Сказовая серьёзность «Окраины», сближающая картину с романтической патетикой советского фильма, балансирует между звериной жестокостью и искренней наивностью, вот уже в который раз совмещая несовместимое в «волшебной жизни» русской ойкумены. По свидетельству архивных записей, Васильевы вырезали из ленты сцену расстрела дезертиров, что, на фоне неожиданно бравых каппелевцев, могло бы лишить образ легендарного комдива должного обаяния. Простосердечие и беспощадность в обеих картинах мифологичны: первые зрители «Чапаева» воспринимали фильм не как произведение искусства, они принимали это как реальный факт, актуализацию недавнего и едва ли не сакрального прошлого. В 30-х годах количество просмотров «лучшего фильма» неизменно зашкаливало (по данным статистики, его просмотрело около 50 миллионов человек).

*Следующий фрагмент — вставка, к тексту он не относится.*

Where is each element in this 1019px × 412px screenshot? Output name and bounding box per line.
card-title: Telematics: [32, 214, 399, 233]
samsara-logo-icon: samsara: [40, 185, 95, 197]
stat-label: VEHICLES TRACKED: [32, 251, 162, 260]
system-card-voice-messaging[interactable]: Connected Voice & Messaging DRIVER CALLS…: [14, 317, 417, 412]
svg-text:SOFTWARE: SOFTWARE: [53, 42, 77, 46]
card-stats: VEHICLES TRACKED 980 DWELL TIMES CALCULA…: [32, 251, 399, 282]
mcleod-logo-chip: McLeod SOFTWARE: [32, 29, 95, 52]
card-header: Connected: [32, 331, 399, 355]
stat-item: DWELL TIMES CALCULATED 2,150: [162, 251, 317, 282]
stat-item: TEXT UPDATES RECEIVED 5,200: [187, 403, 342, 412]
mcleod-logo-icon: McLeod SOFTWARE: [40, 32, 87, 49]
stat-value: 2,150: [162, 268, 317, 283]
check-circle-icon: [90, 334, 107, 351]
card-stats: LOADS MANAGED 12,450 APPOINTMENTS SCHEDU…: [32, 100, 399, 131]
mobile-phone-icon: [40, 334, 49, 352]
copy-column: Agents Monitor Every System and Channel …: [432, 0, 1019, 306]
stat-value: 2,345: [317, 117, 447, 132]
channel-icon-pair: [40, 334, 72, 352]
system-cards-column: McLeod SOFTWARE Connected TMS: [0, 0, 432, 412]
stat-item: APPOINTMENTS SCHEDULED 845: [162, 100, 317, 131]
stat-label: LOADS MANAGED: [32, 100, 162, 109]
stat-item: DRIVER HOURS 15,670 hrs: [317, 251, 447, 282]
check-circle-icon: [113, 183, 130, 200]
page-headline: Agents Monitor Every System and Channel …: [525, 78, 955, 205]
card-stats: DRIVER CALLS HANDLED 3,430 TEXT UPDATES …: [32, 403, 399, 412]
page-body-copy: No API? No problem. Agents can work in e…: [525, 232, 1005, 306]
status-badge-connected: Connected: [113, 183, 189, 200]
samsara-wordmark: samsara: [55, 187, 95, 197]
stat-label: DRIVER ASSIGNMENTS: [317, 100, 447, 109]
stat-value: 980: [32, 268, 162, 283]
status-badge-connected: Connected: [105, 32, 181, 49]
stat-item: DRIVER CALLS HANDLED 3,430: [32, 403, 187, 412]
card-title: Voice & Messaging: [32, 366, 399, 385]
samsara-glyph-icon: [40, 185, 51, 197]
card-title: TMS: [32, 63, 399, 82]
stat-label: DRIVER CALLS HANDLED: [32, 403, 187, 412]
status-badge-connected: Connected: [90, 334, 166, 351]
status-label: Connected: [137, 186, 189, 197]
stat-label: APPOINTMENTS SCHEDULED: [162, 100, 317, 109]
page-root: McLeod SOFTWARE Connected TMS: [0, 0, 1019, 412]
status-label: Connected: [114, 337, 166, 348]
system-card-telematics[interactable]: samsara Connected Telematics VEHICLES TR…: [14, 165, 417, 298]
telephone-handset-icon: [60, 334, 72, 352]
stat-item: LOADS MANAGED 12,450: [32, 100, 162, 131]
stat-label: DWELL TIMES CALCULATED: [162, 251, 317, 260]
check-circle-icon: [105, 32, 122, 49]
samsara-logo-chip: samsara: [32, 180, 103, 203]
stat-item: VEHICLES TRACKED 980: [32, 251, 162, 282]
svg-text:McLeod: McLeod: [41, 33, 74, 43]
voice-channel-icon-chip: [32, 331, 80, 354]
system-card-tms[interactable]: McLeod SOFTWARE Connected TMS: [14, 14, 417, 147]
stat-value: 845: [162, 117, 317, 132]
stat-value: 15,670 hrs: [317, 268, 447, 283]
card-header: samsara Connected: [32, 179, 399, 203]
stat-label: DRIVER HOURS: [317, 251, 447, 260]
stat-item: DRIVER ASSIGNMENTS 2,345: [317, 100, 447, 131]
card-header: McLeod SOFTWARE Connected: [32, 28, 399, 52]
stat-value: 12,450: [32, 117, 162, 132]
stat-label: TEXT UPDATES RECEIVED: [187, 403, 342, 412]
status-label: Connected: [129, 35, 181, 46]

«Окраина», мгновенно попавшая в разряд «запрещёнки», являет собой всё тот же русский миф: жуткая по своей архаике казнь обкомовца, поджог столичной высотки по своей сути безоценочны: действуя неизменно вместе, герои фильма чувствуют себя единым и неистребимым существом, выживающим в самых нечеловеческих условиях, живущим по природному времени. Насилие «мужичков» неподвластно морали, оно качественно сложнее по своей функции и очистительно по силе своего противостояния гибельному безличию современности.

«Устал современный человек от жизни. Как особь, как животное. Вижу это и в молодых, и в старых. Ни работать, ни воевать ему более не в радость…»

Главное достояние крестьян — земля, воспринимаемая ими на подсознательном и естественном уровне и отнюдь не с позиций идеологии. Она их идея и жизнь, как и для Чапаева, далёкого от изысков философии и политики. Глубокое понимание чаяний народа даёт ясное понимание сути происходящего, при котором влияние начдива, его действия, в чём-то наивные, оказываются значимее прописных истин комиссара Фурманова (весьма любопытная деталь для «программной» картины). «На своей же земле собаками потравили?» — не просто о воровстве. Это предел унижения, интуитивное осознание дикости, немыслимости произошедшего, а не просто факт социальной несправедливости. И только ответные действия могут восстановить попранные основы жизни.

Гипертрофированная театральность некоторых сцен Луцика и Саморядова («мимическое» прочтение стихов, качающийся колыбелью мотоцикл, сами лица актёров, высвеченные «под старину», техника съёмки) — отнюдь не средство постмодернисткой насмешки, возможность которой опровергает сам режиссёр в том же интервью («Я не люблю слова «стёб», никогда в жизни не стебался, всё, что делал, делал серьёзно»). Посыл «Окраины» всё же был разгадан и оказался слишком серьёзным для того, чтобы считать картину всего лишь пародией. Саморядов и Луцик ушли слишком рано.

В своих воспоминаниях Борис Бабочкин называет «Чапаева» «первой советской трагедией»: наследник Пугачёва и Разина, «характер, сложившийся исторически, вынырнувший буквально из глубины веков […], как исторический тип, как представитель определенного вида, породы, должен был исчезнуть, уступив место новому типу, представителем которого в фильме является образ комиссара Фурманова»[2].

Как сказал Маяковский, «и ни одного седого волоса в душе». Лежание на печи гибельно, потому и стаскивают с полатей умиравшего от тоски Паньку могучие уральские мужики, выводят на студёный ветер, на беспощадный, но отнюдь не бессмысленный спор. Чтобы ехать потом на старом тракторе в пламенеющий золотом закат, поднимая стаи грачей, вдыхать крепкий запах развороченного свежего грунта. Любоваться на убегающие к горизонту пышные борозды вспаханной целины.

Илл. Алексей Беляев-Гинтовт, из цикла «ПОЧВА»


[1] П. Луцик, В. Матизен, 31.10.2000 (https://www.film.ru)

[2] Бабочкин Б. «В театре и кино» — М.: Искусство, 1968.